Not only was it an upset in the casting of Tilda Swinton as the iconic male character known as the Ancient One, fans also questioned why Marvel did not maintain his Tibetan background. In an interview with Double Toasted that was submitted to YouTube, the film’s co-writer C. Robert Cargill explained some of the reasoning behind the casting, which revealed that it wasn’t done completely for what people may be thinking. He also stated that he and his fellow writing team did not take the matter lightly in making the final decision, realizing that the situation was a hard one to win.
The thing about the Ancient One is it is Marvel’s Kobayashi Maru. There is no other character in Marvel history that is such a cultural landmine, that is absolutely unwinnable. I’ve been reading a bunch of people talking about it and the really frustrating thing about it this week is that most of the people who have thoughts on it haven’t thought it all the way through and they go, ‘Why didn’t they just do this?’ And it’s like, I could tell you why. I could tell you why every single decision that involves the Ancient One is a bad one, and just like the Kobayashi Maru, it all comes down on which way you’re willing to lose.
The Ancient One was a racist stereotype who comes from a region of the world that is in a very weird political place. He originates from Tibet, so if you acknowledge that Tibet is a place and that he’s Tibetan, you risk alienating one billion people who think that that’s bulls**t and risk the Chinese government going, ‘Hey, you know one of the biggest film-watching countries in the world? We’re not going to show your movie because you decided to get political.’ If we decide to go the other way and cater to China in particular and have him be in Tibet… if you think it’s a good idea to cast a Chinese actress as a Tibetan character, you are out of your damn fool mind and have no idea what the f**k you’re talking about.
So while the response may not entirely change how people may view the issue, at least there is some reasonable motivations behind it. China is a major market for blockbusters on this scale, particularly in some of Marvel’s recent films. Captain America: The Winter Soldier grossed over $115 million in China, with that being both a substantial number regardless but was also a quarter of the film’s total international box office earnings.

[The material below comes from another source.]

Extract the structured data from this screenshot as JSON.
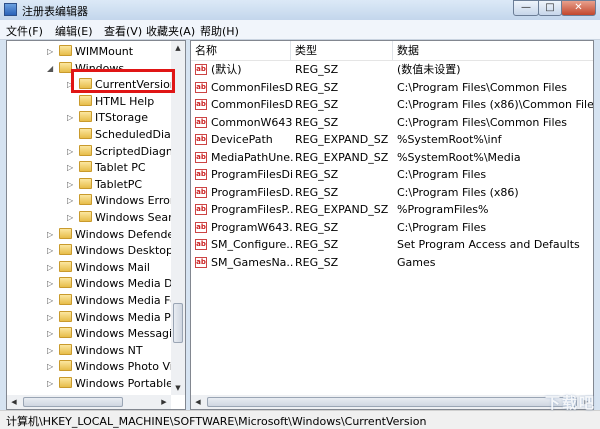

The studio dealt with whitewashing in casting Ben Kingsley as the Mandarin (an originally Asian character) in Iron Man 3. But, one of the smart decisions Marvel made about adapting the villain to the big screen was taking out the known racial stereotypes that the character had in the comic books, allowing them to take him in an entirely different direction. Doctor Strange seems to be doing something similar to that, although there will surely be a continuing argument leading up to its release.
Doctor Strange hits theaters on November 4, 2016.